For the afternoon, we walked up and down Lower Broad, marvelling at all the cowboy boot stores. I expected cowboy paraphernalia here, but I thought there’d be a bit of everything -not just boot store after boot store! There’s also an Opry store, just in case anybody forgot to buy souvenirs back at the Grand Ole Opry, and of course all the honky tonks in the world. It’s true that most looked neither authentic nor appealing, but to their credit, even at 4PM on a Sunday most venues had live bands playing. It’s an amazing experience to walk down a street and be able to see so many musicians playing or singing inside restaurants, bars and dives all around you.
Walking around the city centre, Nashville feels more like a city than Memphis does, if that makes sense -there are sidewalks and stores and cafés and buildings. Memphis felt more like a series of individual locations only tenuously connected by roads, but of course I was only there for two days…
Our last mission for the day was to try to get into the Writers Night at the Bluebird Café, a tiny venue on the outskirts of Nashville.

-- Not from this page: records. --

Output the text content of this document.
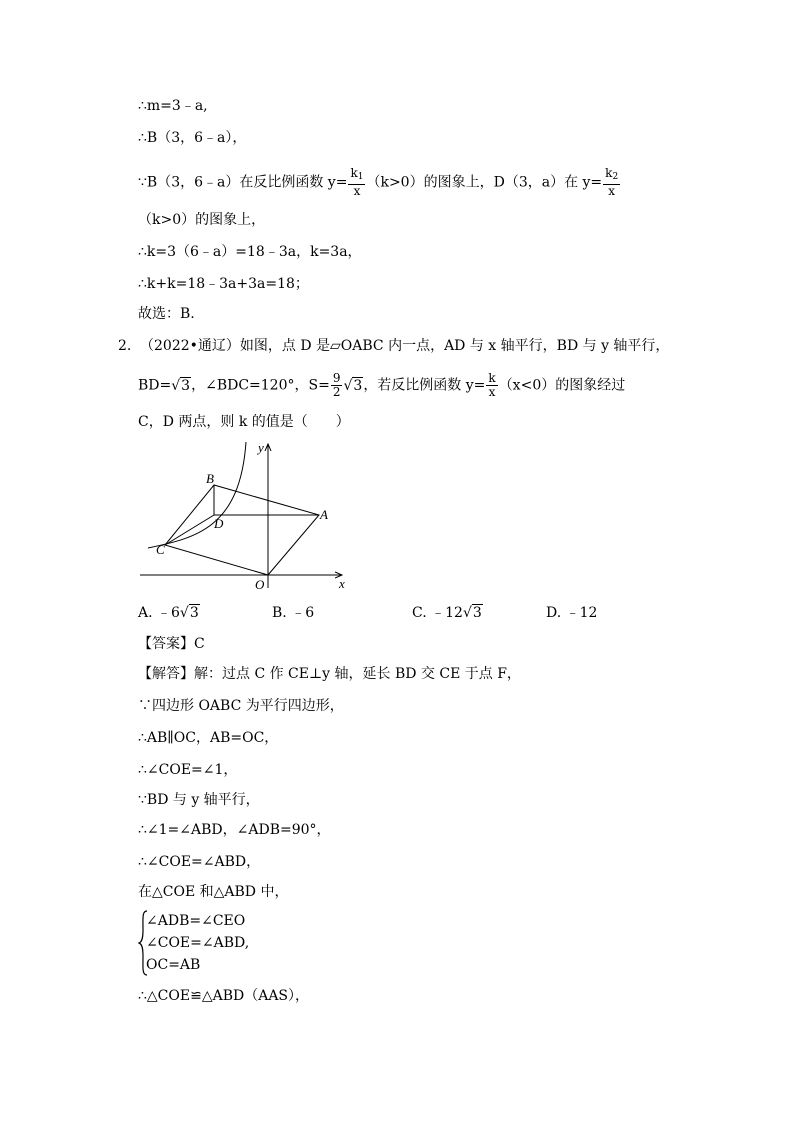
∴m=3﹣a,
∴B（3，6﹣a），
∵B（3，6﹣a）在反比例函数 $y= \frac{k_1}{x} (k>0)$的图象上，D（3，a）在 $y= \frac{k_2}{x}$
（k>0）的图象上，
∴k=3（6﹣a）=18﹣3a，k=3a，
∴k+k=18﹣3a+3a=18；
故选：B.
2. （2022•通辽）如图，点 D 是▱OABC 内一点，AD 与 x 轴平行，BD 与 y 轴平行，
BD=√3，∠BDC=120°，$S= \frac{9}{2} √3$，若反比例函数 $y= \frac{k}{x} (x<0)$的图象经过
C，D 两点，则 k 的值是（　　）
y
x
B
D
A
C
O
A. ﹣6√3	B. ﹣6	C. ﹣12√3	D. ﹣12
【答案】C
【解答】解：过点 C 作 CE⊥y 轴，延长 BD 交 CE 于点 F，
∵四边形 OABC 为平行四边形，
∴AB∥OC，AB=OC，
∴∠COE=∠1，
∵BD 与 y 轴平行，
∴∠1=∠ABD，∠ADB=90°，
∴∠COE=∠ABD，
在△COE 和△ABD 中，
∠ADB=∠CEO
∠COE=∠ABD,
OC=AB
∴△COE≌△ABD（AAS），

Sitting between a furniture store and maybe a dry cleaner’s on a small strip mall next to a highway, it is the least glamourous setting ever, but the place is legendary for booking extremely talented songwriters who are responsible for some of the most successful songs on the scene. It’s also heavily featured on Nashville (the TV show -the songs Gunnar and Scarlett sing there are my favourite from the whole series), which has only increased its fame.

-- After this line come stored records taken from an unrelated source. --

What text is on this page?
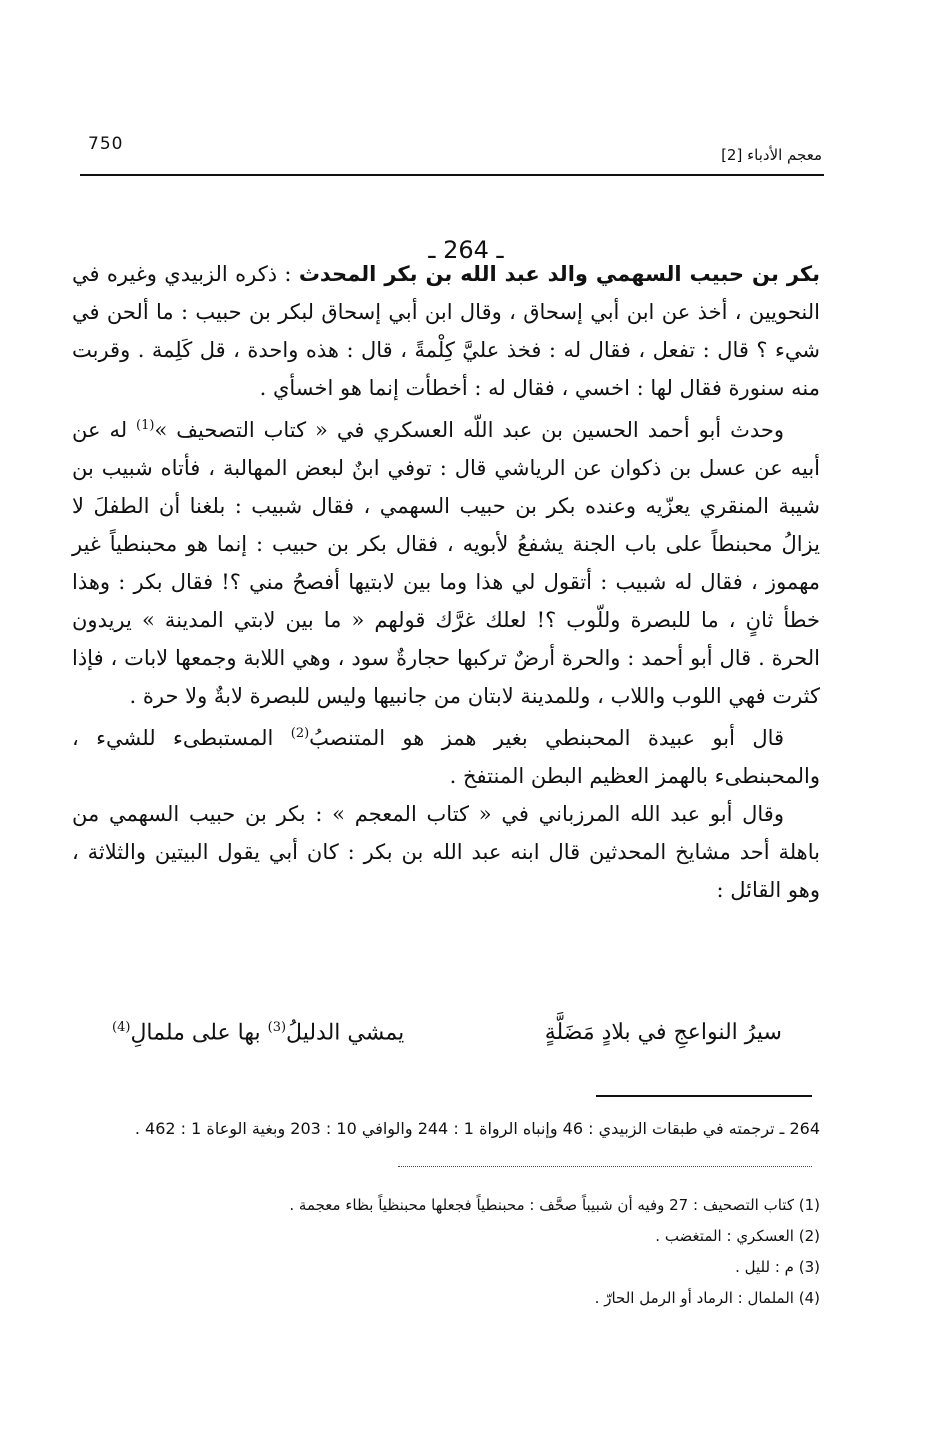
750
معجم الأدباء [2]
ـ 264 ـ

بكر بن حبيب السهمي والد عبد الله بن بكر المحدث : ذكره الزبيدي وغيره في النحويين ، أخذ عن ابن أبي إسحاق ، وقال ابن أبي إسحاق لبكر بن حبيب : ما ألحن في شيء ؟ قال : تفعل ، فقال له : فخذ عليَّ كِلْمةً ، قال : هذه واحدة ، قل كَلِمة . وقربت منه سنورة فقال لها : اخسي ، فقال له : أخطأت إنما هو اخسأي .

وحدث أبو أحمد الحسين بن عبد اللّه العسكري في « كتاب التصحيف »$^{(1)}$ له عن أبيه عن عسل بن ذكوان عن الرياشي قال : توفي ابنٌ لبعض المهالبة ، فأتاه شبيب بن شيبة المنقري يعزّيه وعنده بكر بن حبيب السهمي ، فقال شبيب : بلغنا أن الطفلَ لا يزالُ محبنطاً على باب الجنة يشفعُ لأبويه ، فقال بكر بن حبيب : إنما هو محبنطياً غير مهموز ، فقال له شبيب : أتقول لي هذا وما بين لابتيها أفصحُ مني ؟! فقال بكر : وهذا خطأ ثانٍ ، ما للبصرة وللّوب ؟! لعلك غرَّك قولهم « ما بين لابتي المدينة » يريدون الحرة . قال أبو أحمد : والحرة أرضٌ تركبها حجارةٌ سود ، وهي اللابة وجمعها لابات ، فإذا كثرت فهي اللوب واللاب ، وللمدينة لابتان من جانبيها وليس للبصرة لابةٌ ولا حرة .

قال أبو عبيدة المحبنطي بغير همز هو المتنصبُ$^{(2)}$ المستبطىء للشيء ، والمحبنطىء بالهمز العظيم البطن المنتفخ .

وقال أبو عبد الله المرزباني في « كتاب المعجم » : بكر بن حبيب السهمي من باهلة أحد مشايخ المحدثين قال ابنه عبد الله بن بكر : كان أبي يقول البيتين والثلاثة ، وهو القائل :

سيرُ النواعجِ في بلادٍ مَضَلَّةٍ
يمشي الدليلُ$^{(3)}$ بها على ملمالِ$^{(4)}$
264 ـ ترجمته في طبقات الزبيدي : 46 وإنباه الرواة 1 : 244 والوافي 10 : 203 وبغية الوعاة 1 : 462 .
(1) كتاب التصحيف : 27 وفيه أن شبيباً صحَّف : محبنطياً فجعلها محبنظياً بظاء معجمة .
(2) العسكري : المتغضب .
(3) م : لليل .
(4) الملمال : الرماد أو الرمل الحارّ .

It’s tiny, it’s super famous, and it doesn’t sell tickets for Writers Night = massive queues at the door to get in. We arrived an hour and a half before doors open, shortly after six for the eight o’clock show, and already there was a huge queue at the door. We joined and were promptly informed that we were on the “grey area”, i.e. there may or may not be room for us depending on how many people the songwriters brought along. They told us the capacity was for 75-100 people from the public, and we were on that latter 25.
Well, to cut an hour and a half of standing around short, we couldn’t get in. In fact, we weren’t even close: when they told us they were full, there were waaaaaay more than just 25 people ahead of us, so I don’t know how they had done their calculations. All I could do was walk up to the window and take a sad picture from the outside looking in.
After having read up on it for so long and planned everything so meticulously, it broke my heart to be left out of this experience so completely, knowing that this was probably my one chance for this place. It was always a long shot, but we hope against hope! Still, although this was a disappointment, I took solace on the knowledge that even if I don’t hear another note again this trip has already been a phenomenal musical experience; indeed, just today I listened to two different live acts by artists of undeniable skill. We continue to be The Only Europeans Lef Alive in the great state of Tennessee, and I’m so happy to get to live these experiences so far removed from my natural habitat!
Also!! I forgot to mention this yesterday, one of the bands last night at the Opry had a singer that totally looked like Cousin It from the Addams Family with a cowboy hat. There, I said it.